The public owns lands formed along the Hawaii’s shoreline decades ago that are now above the beaches, according to a Hawaii Supreme Court ruling this week that left intact a lower court’s decision.
But because those lands were once considered private property, the state must pay the owners what could be amounts ranging in the tens of millions of dollars, said their lawyer, Paul Alston.
Alston, however, acknowledged that the state will likely contend that the property is conservation land and worth only a nominal amount.
The high court’s 3-2 decision issued Wednesday deals with a case that pits the rights of private property owners against the public’s rights to shore lands.
The court refused to review a decision by the Hawaii Intermediate Court of Appeals that the state, in effect, took away land from private owners and must pay for it.
The sands along the shoreline are still owned by the state, and the public still has access to those beaches. The boundary has long been considered the upper wash of the waves marked by either the debris or vegetation line.
But what happens when the beaches expand from sand washed onto the shore or from mud and silt carried down from streams and rivers, and the debris or vegetation line moves seaward?
In years past, the adjoining owners could register ownership of that so-called accreted property if they could establish that it existed for at least 20 years. But in 2003 the state Legislature passed Act 73, which declared that those lands belong to the state.
Alston challenged the law in behalf of the Maunalua Bay Beach Ohana 28 and all shoreline property owners in the state.
Late last year the Intermediate Court of Appeals essentially upheld the law but also ruled a trial court should determine the amount of money the state must pay to those owners.
Chief Justice Ronald Moon and Associate Justices Paula Nakayama and Mark Recktenwald issued a one-paragraph order that said the court will not hear challenges from the state and the property owners to the appeals court’s decision.
Associate Justice Simeon Acoba wrote a 31-page dissent. Associate Justice James Duffy agreed with him.
Alston said yesterday he is disappointed the high court will not hear the claims that the property belongs to the owners, but pleased the court "recognized that the Intermediate Court of Appeals was right in declaring the state unconstitutionally took accretion."

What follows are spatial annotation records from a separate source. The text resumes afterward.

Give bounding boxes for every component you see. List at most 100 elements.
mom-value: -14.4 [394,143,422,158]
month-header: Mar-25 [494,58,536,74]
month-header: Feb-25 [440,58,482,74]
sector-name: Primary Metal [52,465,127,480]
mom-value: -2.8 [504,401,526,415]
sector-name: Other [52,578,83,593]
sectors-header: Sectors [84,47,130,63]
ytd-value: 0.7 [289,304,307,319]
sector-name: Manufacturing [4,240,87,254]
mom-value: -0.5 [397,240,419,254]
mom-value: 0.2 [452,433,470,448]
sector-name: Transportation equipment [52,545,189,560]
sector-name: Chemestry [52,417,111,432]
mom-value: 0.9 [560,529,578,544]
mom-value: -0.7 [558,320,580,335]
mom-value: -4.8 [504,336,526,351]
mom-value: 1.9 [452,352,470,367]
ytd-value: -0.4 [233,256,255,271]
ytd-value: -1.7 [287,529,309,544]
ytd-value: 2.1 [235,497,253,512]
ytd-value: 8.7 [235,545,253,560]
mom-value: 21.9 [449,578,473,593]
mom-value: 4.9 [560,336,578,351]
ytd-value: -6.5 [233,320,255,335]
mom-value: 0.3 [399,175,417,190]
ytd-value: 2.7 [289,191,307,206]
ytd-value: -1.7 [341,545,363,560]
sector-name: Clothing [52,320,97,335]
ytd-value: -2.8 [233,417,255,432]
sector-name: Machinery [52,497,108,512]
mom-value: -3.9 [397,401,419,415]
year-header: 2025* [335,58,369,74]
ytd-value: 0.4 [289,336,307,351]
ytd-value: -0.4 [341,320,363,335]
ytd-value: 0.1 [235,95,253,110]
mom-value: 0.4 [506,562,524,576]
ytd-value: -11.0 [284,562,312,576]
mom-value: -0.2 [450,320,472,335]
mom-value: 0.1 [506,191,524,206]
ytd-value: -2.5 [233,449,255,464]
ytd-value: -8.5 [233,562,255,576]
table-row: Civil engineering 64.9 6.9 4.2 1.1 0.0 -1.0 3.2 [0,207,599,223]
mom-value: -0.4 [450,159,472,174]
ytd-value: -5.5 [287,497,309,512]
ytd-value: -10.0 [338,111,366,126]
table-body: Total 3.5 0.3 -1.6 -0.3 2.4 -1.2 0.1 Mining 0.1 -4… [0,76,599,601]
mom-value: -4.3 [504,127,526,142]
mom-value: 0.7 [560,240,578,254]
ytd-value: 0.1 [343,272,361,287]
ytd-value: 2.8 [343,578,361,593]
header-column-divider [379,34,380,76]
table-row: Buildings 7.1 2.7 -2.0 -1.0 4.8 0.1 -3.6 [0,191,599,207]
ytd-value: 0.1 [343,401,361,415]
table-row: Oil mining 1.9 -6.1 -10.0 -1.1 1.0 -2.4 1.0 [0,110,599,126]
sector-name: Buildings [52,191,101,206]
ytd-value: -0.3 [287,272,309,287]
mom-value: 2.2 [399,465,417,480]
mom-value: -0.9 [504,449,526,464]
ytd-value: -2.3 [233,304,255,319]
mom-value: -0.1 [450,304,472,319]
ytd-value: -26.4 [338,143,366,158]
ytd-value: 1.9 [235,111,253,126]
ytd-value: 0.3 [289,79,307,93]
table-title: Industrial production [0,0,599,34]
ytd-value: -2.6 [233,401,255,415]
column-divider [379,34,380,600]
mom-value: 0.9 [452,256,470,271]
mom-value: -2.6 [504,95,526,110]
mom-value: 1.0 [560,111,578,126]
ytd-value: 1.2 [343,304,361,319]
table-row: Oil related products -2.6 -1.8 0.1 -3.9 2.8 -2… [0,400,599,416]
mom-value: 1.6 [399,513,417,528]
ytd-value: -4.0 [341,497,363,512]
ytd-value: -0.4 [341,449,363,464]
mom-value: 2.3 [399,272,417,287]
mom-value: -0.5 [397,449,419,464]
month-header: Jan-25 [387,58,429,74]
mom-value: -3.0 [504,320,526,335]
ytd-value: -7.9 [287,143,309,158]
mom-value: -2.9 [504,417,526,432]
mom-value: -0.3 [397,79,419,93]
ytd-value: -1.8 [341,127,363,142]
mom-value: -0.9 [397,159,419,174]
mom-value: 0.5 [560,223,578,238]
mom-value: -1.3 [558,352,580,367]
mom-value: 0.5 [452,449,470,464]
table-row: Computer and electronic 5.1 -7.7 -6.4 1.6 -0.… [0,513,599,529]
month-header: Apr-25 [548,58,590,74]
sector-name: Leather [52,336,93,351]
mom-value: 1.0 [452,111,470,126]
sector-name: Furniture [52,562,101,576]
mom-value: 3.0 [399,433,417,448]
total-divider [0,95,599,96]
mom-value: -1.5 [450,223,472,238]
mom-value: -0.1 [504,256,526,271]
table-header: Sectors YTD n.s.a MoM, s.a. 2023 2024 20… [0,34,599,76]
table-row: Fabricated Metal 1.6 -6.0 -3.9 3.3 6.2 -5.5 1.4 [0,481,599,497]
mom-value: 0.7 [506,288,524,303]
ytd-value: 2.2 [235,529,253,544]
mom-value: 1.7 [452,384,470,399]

He said the state’s own expert estimated that there were six acres of accreted land in Kailua alone. Appraisals for similar land would mean the value of the Kailua properties could be in the tens of millions of dollars, he said.
Alston said his clients do not know whether there are any other similarly disputed lands in the state.
"We’re looking forward to going to Circuit Court and having a trial on just compensation for owners who lost valuable land," he said. "They will get paid for that."
State attorneys could not be reached for comment late yesterday.